Lessons From Claremont: What the college’s SAT scandal tells us about oversight and accountability
Over the last few years, we’ve been pleased to see our alma mater, Claremont McKenna College, shooting upward in the national college rankings. So it was shocking to learn that CMC has been falsifying the SAT scores it reports to college-ranking organizations since 2005. Claremont’s president, Pamela B. Gann, revealed the fraud in an email to the school community last week. The median reading and math SAT scores of the last eight incoming classes had been inflated by 10 to 20 points each. “A senior administrator in the Office of Admission,” she wrote, had “taken full responsibility” and “resigned his position from the College effective immediately.” As it turned out, the senior official was dean of admissions Richard Vos, a 25-year employee of the school.

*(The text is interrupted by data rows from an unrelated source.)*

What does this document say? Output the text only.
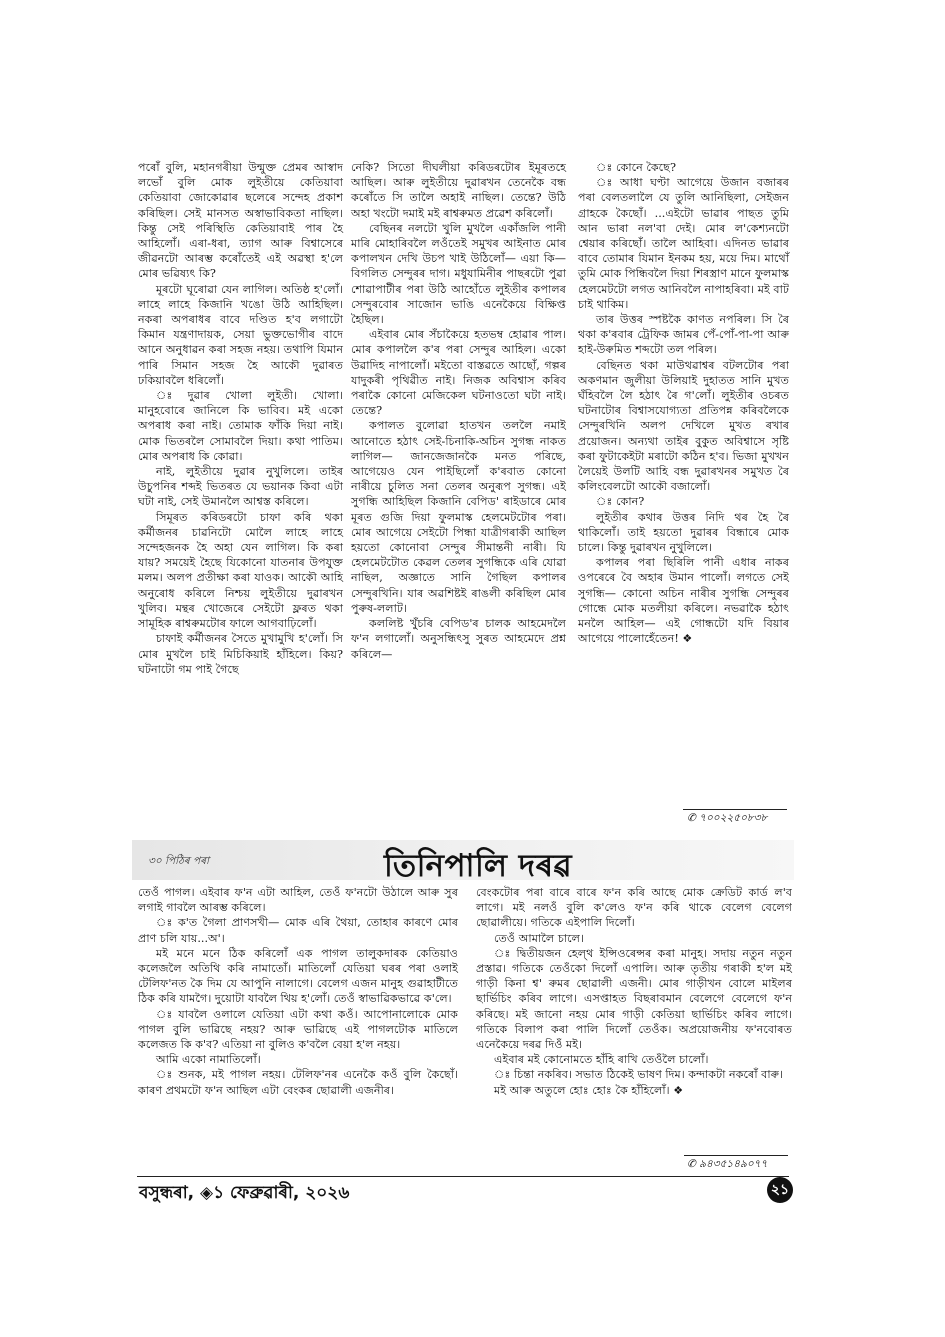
পৰোঁ বুলি, মহানগৰীয়া উন্মুক্ত প্ৰেমৰ আস্বাদ লভোঁ বুলি মোক লুইতীয়ে কেতিয়াবা কেতিয়াবা জোকোৱাৰ ছলেৰে সন্দেহ প্ৰকাশ কৰিছিল। সেই মানসত অস্বাভাবিকতা নাছিল। কিন্তু সেই পৰিস্থিতি কেতিয়াবাই পাৰ হৈ আহিলোঁ। এৰা-ধৰা, ত্যাগ আৰু বিশ্বাসেৰে জীৱনটো আৰম্ভ কৰোঁতেই এই অৱস্থা হ'লে মোৰ ভৱিষ্যৎ কি?

মূৰটো ঘূৰোৱা যেন লাগিল। অতিষ্ঠ হ'লোঁ। লাহে লাহে কিজানি খঙো উঠি আহিছিল। নকৰা অপৰাধৰ বাবে দণ্ডিত হ'ব লগাটো কিমান যন্ত্ৰণাদায়ক, সেয়া ভুক্তভোগীৰ বাদে আনে অনুধাৱন কৰা সহজ নহয়। তথাপি যিমান পাৰি সিমান সহজ হৈ আকৌ দুৱাৰত ঢকিয়াবলৈ ধৰিলোঁ।

ঃ দুৱাৰ খোলা লুইতী। খোলা। মানুহবোৰে জানিলে কি ভাবিব। মই একো অপৰাধ কৰা নাই। তোমাক ফাঁকি দিয়া নাই। মোক ভিতৰলৈ সোমাবলৈ দিয়া। কথা পাতিম। মোৰ অপৰাধ কি কোৱা।

নাই, লুইতীয়ে দুৱাৰ নুখুলিলে। তাইৰ উচুপনিৰ শব্দই ভিতৰত যে ভয়ানক কিবা এটা ঘটা নাই, সেই উমানলৈ আশ্বস্ত কৰিলে।

সিমূৰত কৰিডৰটো চাফা কৰি থকা কৰ্মীজনৰ চাৱনিটো মোলৈ লাহে লাহে সন্দেহজনক হৈ অহা যেন লাগিল। কি কৰা যায়? সময়েই হৈছে যিকোনো যাতনাৰ উপযুক্ত মলম। অলপ প্ৰতীক্ষা কৰা যাওক। আকৌ আহি অনুৰোধ কৰিলে নিশ্চয় লুইতীয়ে দুৱাৰখন খুলিব। মন্থৰ খোজেৰে সেইটো ফ্লৰত থকা সামূহিক ৰাশ্বৰুমটোৰ ফালে আগবাঢ়িলোঁ।

চাফাই কৰ্মীজনৰ সৈতে মুখামুখি হ'লোঁ। সি মোৰ মুখলৈ চাই মিচিকিয়াই হাঁহিলে। কিয়? ঘটনাটো গম পাই গৈছে

নেকি? সিতো দীঘলীয়া কৰিডৰটোৰ ইমূৰতহে আছিল। আৰু লুইতীয়ে দুৱাৰখন তেনেকৈ বন্ধ কৰোঁতে সি তালৈ অহাই নাছিল। তেন্তে? উঠি অহা খংটো দমাই মই ৰাশ্বৰুমত প্ৰৱেশ কৰিলোঁ।

বেছিনৰ নলটো খুলি মুখলৈ একাঁজলি পানী মাৰি মোহাৰিবলৈ লওঁতেই সমুখৰ আইনাত মোৰ কপালখন দেখি উচপ খাই উঠিলোঁ— এয়া কি— বিগলিত সেন্দুৰৰ দাগ। মধুযামিনীৰ পাছৰটো পুৱা শোৱাপাটীৰ পৰা উঠি আহোঁতে লুইতীৰ কপালৰ সেন্দুৰবোৰ সাজোন ভাঙি এনেকৈয়ে বিক্ষিপ্ত হৈছিল।

এইবাৰ মোৰ সঁচাকৈয়ে হতভম্ব হোৱাৰ পাল। মোৰ কপাললৈ ক'ৰ পৰা সেন্দুৰ আহিল। একো উৱাদিহ নাপালোঁ। মইতো বাস্তৱতে আছোঁ, গল্পৰ যাদুকৰী পৃথিৱীত নাই। নিজক অবিশ্বাস কৰিব পৰাকৈ কোনো মেজিকেল ঘটনাওতো ঘটা নাই। তেন্তে?

কপালত বুলোৱা হাতখন তললৈ নমাই আনোতে হঠাৎ সেই-চিনাকি-অচিন সুগন্ধ নাকত লাগিল— জানজেজানকৈ মনত পৰিছে, আগেয়েও যেন পাইছিলোঁ ক'ৰবাত কোনো নাৰীয়ে চুলিত সনা তেলৰ অনুৰূপ সুগন্ধ। এই সুগন্ধি আহিছিল কিজানি বেপিড' ৰাইডাৰে মোৰ মূৰত গুজি দিয়া ফুলমাস্ক হেলমেটটোৰ পৰা। মোৰ আগেয়ে সেইটো পিন্ধা যাত্ৰীগৰাকী আছিল হয়তো কোনোবা সেন্দুৰ সীমান্তনী নাৰী। যি হেলমেটটোত কেৱল তেলৰ সুগন্ধিকে এৰি যোৱা নাছিল, অজ্ঞাতে সানি গৈছিল কপালৰ সেন্দুৰখিনি। যাৰ অৱশিষ্টই ৰাঙলী কৰিছিল মোৰ পুৰুষ-ললাট।

কললিষ্ট খুঁচৰি বেপিড'ৰ চালক আহমেদলৈ ফ'ন লগালোঁ। অনুসন্ধিৎসু সুৰত আহমেদে প্ৰশ্ন কৰিলে—

ঃ কোনে কৈছে?

ঃ আধা ঘণ্টা আগেয়ে উজান বজাৰৰ পৰা বেলতলালৈ যে তুলি আনিছিলা, সেইজন গ্ৰাহকে কৈছোঁ। ...এইটো ভাৱাৰ পাছত তুমি আন ভাৰা নল'বা দেই। মোৰ ল'কেশ্যনটো শ্বেয়াৰ কৰিছোঁ। তালৈ আহিবা। এদিনত ভাৱাৰ বাবে তোমাৰ যিমান ইনকম হয়, ময়ে দিম। মাথোঁ তুমি মোক পিন্ধিবলৈ দিয়া শিৰস্ত্ৰাণ মানে ফুলমাস্ক হেলমেটটো লগত আনিবলৈ নাপাহৰিবা। মই বাট চাই থাকিম।

তাৰ উত্তৰ স্পষ্টকৈ কাণত নপৰিল। সি ৰৈ থকা ক'ৰবাৰ ট্ৰেফিক জামৰ পেঁ-পোঁ-পা-পা আৰু হাই-উৰুমিত শব্দটো তল পৰিল।

বেছিনত থকা মাউথৱাশ্বৰ বটলটোৰ পৰা অকণমান জুলীয়া উলিয়াই দুহাতত সানি মুখত ঘঁহিবলৈ লৈ হঠাৎ ৰৈ গ'লোঁ। লুইতীৰ ওচৰত ঘটনাটোৰ বিশ্বাসযোগ্যতা প্ৰতিপন্ন কৰিবলৈকে সেন্দুৰখিনি অলপ দেখিলে মুখত ৰখাৰ প্ৰয়োজন। অন্যথা তাইৰ বুকুত অবিশ্বাসে সৃষ্টি কৰা ফুটাকেইটা মৰাটো কঠিন হ'ব। ভিজা মুখখন লৈয়েই উলটি আহি বন্ধ দুৱাৰখনৰ সমুখত ৰৈ কলিংবেলটো আকৌ বজালোঁ।

ঃ কোন?

লুইতীৰ কথাৰ উত্তৰ নিদি থৰ হৈ ৰৈ থাকিলোঁ। তাই হয়তো দুৱাৰৰ বিন্ধাৰে মোক চালে। কিন্তু দুৱাৰখন নুখুলিলে।

কপালৰ পৰা ছিৰিলি পানী এধাৰ নাকৰ ওপৰেৰে বৈ অহাৰ উমান পালোঁ। লগতে সেই সুগন্ধি— কোনো অচিন নাৰীৰ সুগন্ধি সেন্দুৰৰ গোন্ধে মোক মতলীয়া কৰিলে। নভৱাকৈ হঠাৎ মনলৈ আহিল— এই গোন্ধটো যদি বিয়াৰ আগেয়ে পালোহেঁতেন! ❖

✆ ৭০০২২৫০৮৩৮
৩০ পিঠিৰ পৰা	তিনিপালি দৰৱ

তেওঁ পাগল। এইবাৰ ফ'ন এটা আহিল, তেওঁ ফ'নটো উঠালে আৰু সুৰ লগাই গাবলৈ আৰম্ভ কৰিলে।

ঃ ক'ত গৈলা প্ৰাণসখী— মোক এৰি থৈয়া, তোহাৰ কাৰণে মোৰ প্ৰাণ চলি যায়...অ'।

মই মনে মনে ঠিক কৰিলোঁ এক পাগল তালুকদাৰক কেতিয়াও কলেজলৈ অতিথি কৰি নামাতোঁ। মাতিলোঁ যেতিয়া ঘৰৰ পৰা ওলাই টেলিফ'নত কৈ দিম যে আপুনি নালাগে। বেলেগ এজন মানুহ গুৱাহাটীতে ঠিক কৰি যামগৈ। দুয়োটা যাবলৈ থিয় হ'লোঁ। তেওঁ স্বাভাৱিকভাৱে ক'লে।

ঃ যাবলৈ ওলালে যেতিয়া এটা কথা কওঁ। আপোনালোকে মোক পাগল বুলি ভাৱিছে নহয়? আৰু ভাৱিছে এই পাগলটোক মাতিলে কলেজত কি ক'ব? এতিয়া না বুলিও ক'বলৈ বেয়া হ'ল নহয়।

আমি একো নামাতিলোঁ।

ঃ শুনক, মই পাগল নহয়। টেলিফ'নৰ এনেকৈ কওঁ বুলি কৈছোঁ। কাৰণ প্ৰথমটো ফ'ন আছিল এটা বেংকৰ ছোৱালী এজনীৰ।

বেংকটোৰ পৰা বাৰে বাৰে ফ'ন কৰি আছে মোক ক্ৰেডিট কাৰ্ড ল'ব লাগে। মই নলওঁ বুলি ক'লেও ফ'ন কৰি থাকে বেলেগ বেলেগ ছোৱালীয়ে। গতিকে এইপালি দিলোঁ।

তেওঁ আমালৈ চালে।

ঃ দ্বিতীয়জন হেল্থ ইন্সিওৰেন্সৰ কৰা মানুহ। সদায় নতুন নতুন প্ৰস্তাৱ। গতিকে তেওঁকো দিলোঁ এপালি। আৰু তৃতীয় গৰাকী হ'ল মই গাড়ী কিনা শ্ব' ৰুমৰ ছোৱালী এজনী। মোৰ গাড়ীখন বোলে মাইলৰ ছাৰ্ভিচিং কৰিব লাগে। এসপ্তাহত বিছৰাবমান বেলেগে বেলেগে ফ'ন কৰিছে। মই জানো নহয় মোৰ গাড়ী কেতিয়া ছাৰ্ভিচিং কৰিব লাগে। গতিকে বিলাপ কৰা পালি দিলোঁ তেওঁক। অপ্ৰয়োজনীয় ফ'নবোৰত এনেকৈয়ে দৰৱ দিওঁ মই।

এইবাৰ মই কোনোমতে হাঁহি ৰাখি তেওঁলৈ চালোঁ।

ঃ চিন্তা নকৰিব। সভাত ঠিকেই ভাষণ দিম। কন্দাকটা নকৰোঁ বাৰু।

মই আৰু অতুলে হোঃ হোঃ কৈ হাঁহিলোঁ। ❖

✆ ৯৪৩৫১৪৯০৭৭
বসুন্ধৰা, ◈১ ফেব্ৰুৱাৰী, ২০২৬	২১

According to an investigation in the Claremont Port Side, a student magazine, over 75 percent of all SAT scores reported since 2005 had been manipulated. Students promptly took to Facebook with theories about Vos’s motives. The most common was that pressure to improve the school’s ranking blinded his ethical judgment. But the speculation misses a more important question: why did such a systematic fraud go undetected for so long? There are two answers, both of which apply not just to Claremont McKenna, but to colleges across the U.S.: lack of oversight and insufficient accountability.
For too long, university admissions deans have operated as a law unto themselves. Admissions committees meet behind closed doors and make selections based on whatever criteria they deem fit. They need provide no justifications for their rejections, and at top schools, they refuse any correspondence or appeal. For privacy reasons, external auditors cannot review their decisions, while college administrators have no incentive to rock the boat.
As a result, the temptation is overwhelming to skew admissions toward one or another narrowly identified need. The football coach wants a stronger linebacker? Make it happen. A big donor’s son has an IQ below room temperature? Evaluate “the whole student.” Too few admissions from one ethnic group? Lower the requirements and let more in. Too many from another? Reject the surplus. For deans who get away with all of this, fudging a few SAT scores could seem almost trifling.